I understand that co-brokering is not a popular idea for many intermediaries throughout the world. However, for the Business Brokers of Florida® (BBF) is not only a governing rule of our association; it is a proven fact that co-brokering completes more deals for buyers and sellers. Additionally, this is confirmed in the numbers where almost thirty percent of the deals completed in the BBF in 2022 were co-brokered between our members.
For the unknowing public, co-brokering is a process where two or more intermediaries work together to facilitate the sale of a business. The benefits of co-brokering are numerous, and they can help both intermediaries and their principals. One of the main benefits of co-brokering is that it allows intermediaries to pool their resources and knowledge to provide better service to their buyers or sellers. For example, if one broker has more experience in a particular industry, they can share their expertise with their co-broker, allowing them to provide better advice to their principals.

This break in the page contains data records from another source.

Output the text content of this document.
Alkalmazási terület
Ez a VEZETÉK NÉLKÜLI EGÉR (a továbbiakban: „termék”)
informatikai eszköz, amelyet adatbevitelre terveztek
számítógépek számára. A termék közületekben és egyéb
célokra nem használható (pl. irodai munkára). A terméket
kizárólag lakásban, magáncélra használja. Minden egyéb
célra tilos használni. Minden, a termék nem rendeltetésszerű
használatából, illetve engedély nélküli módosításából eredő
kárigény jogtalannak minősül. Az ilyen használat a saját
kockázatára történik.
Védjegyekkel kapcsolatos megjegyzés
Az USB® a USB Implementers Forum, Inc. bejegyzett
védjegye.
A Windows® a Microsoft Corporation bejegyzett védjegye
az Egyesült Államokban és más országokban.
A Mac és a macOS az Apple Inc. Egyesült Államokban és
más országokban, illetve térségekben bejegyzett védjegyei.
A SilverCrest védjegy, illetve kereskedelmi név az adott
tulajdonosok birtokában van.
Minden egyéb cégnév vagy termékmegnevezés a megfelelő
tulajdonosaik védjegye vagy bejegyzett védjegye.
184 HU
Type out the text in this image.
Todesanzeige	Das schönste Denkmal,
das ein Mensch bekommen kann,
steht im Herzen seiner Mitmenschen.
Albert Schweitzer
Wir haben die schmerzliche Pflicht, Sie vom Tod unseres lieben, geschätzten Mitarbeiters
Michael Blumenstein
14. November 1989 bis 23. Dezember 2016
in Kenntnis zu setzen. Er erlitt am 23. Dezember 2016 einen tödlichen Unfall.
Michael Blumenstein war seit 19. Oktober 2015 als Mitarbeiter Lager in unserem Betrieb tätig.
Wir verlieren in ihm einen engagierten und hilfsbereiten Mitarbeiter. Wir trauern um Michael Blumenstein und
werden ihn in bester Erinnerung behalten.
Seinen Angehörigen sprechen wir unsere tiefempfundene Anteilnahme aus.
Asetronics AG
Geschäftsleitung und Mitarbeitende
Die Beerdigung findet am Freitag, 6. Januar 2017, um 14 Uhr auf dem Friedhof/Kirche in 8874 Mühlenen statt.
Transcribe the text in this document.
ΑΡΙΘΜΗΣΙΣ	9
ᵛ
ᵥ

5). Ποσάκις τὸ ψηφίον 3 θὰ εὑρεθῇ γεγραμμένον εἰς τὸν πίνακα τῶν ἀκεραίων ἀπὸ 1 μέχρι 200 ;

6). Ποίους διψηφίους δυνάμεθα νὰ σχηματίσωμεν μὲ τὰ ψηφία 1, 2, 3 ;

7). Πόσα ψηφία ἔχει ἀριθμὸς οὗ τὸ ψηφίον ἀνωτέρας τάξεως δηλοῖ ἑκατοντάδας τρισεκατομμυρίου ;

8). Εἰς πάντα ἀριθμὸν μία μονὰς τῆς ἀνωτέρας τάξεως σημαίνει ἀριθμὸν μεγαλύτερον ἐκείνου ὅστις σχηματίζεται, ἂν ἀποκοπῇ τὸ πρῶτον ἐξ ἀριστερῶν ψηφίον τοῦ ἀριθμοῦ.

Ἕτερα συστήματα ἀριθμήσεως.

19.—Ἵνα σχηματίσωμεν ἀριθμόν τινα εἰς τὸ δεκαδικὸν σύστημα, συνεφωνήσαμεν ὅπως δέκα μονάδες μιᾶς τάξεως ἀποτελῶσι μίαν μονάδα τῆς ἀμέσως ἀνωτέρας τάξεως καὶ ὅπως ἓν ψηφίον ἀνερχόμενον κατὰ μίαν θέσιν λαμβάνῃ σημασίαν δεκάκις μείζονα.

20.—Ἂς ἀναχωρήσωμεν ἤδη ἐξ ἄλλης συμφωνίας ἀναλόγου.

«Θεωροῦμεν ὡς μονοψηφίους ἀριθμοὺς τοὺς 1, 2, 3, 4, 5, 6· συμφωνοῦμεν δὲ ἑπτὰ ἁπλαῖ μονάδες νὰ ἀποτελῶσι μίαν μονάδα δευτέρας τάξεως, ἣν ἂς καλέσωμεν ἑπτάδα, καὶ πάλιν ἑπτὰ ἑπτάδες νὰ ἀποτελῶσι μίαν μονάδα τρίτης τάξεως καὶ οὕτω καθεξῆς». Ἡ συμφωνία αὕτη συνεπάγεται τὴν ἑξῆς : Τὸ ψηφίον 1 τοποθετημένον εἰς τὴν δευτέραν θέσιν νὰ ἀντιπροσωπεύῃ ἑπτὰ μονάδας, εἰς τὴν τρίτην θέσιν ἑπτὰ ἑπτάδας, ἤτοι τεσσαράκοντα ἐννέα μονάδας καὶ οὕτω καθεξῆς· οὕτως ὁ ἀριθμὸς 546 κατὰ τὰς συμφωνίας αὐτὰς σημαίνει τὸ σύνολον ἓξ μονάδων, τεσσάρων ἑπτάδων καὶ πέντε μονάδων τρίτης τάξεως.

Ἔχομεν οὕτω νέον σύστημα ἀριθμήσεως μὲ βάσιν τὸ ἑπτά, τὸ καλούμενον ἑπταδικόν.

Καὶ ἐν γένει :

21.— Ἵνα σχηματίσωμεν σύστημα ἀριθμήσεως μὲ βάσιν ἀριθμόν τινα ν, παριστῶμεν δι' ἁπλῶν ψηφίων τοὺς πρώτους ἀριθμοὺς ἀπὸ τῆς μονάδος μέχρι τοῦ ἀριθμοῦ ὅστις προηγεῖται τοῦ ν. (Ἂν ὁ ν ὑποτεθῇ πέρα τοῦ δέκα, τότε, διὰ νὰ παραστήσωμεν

Another benefit of co-brokering is that it will allow intermediaries to reach a wider audience. However, this mindset could be overlooked by an intermediary who is more concerned about splitting the deal. By working with another intermediary, they can tap into a larger network of contacts and potentially reach more potential buyers. This could be particularly useful for an intermediary who may not have a strong presence in a particular geographic area or industry. This is also an added benefit when an intermediary doesn’t have a specific type of business for a buyer in their inventory, allowing options of co-brokering other firms listings.
Co-brokering can also help intermediaries manage their workload. As many of us have experienced, selling a business can be time-consuming, and it can be challenging for a single intermediary to manage all aspects of the transaction. By working with another intermediary, they can share the workload, allowing each intermediary to focus on their strengths and provide better service to their buyers and sellers.
Additionally, co-brokering can help brokers mitigate risk. Selling a business involves a significant amount of money and many legal and financial factors that are to be considered. By working with another broker, brokers can ensure that they follow all necessary procedures and that their principals and the firms, are protected throughout the process.
Co-brokering can help brokers build stronger relationships with buyers and sellers. By working with another intermediary to sell their business, buyers and sellers may feel they are getting more attention and support. It can help build trust between the principals and intermediaries, leading to future business opportunities.
In conclusion, co-brokering can be a highly beneficial arrangement for business intermediaries. It allows them to pool their resources and knowledge, reach a wider audience, manage their workload, mitigate risk, and build stronger buyer/seller relationships. By working together, intermediaries can provide better service, ensuring buyers and sellers get the best possible deal.
To all my fellow business intermediaries out there, do you co-broke? If not, why?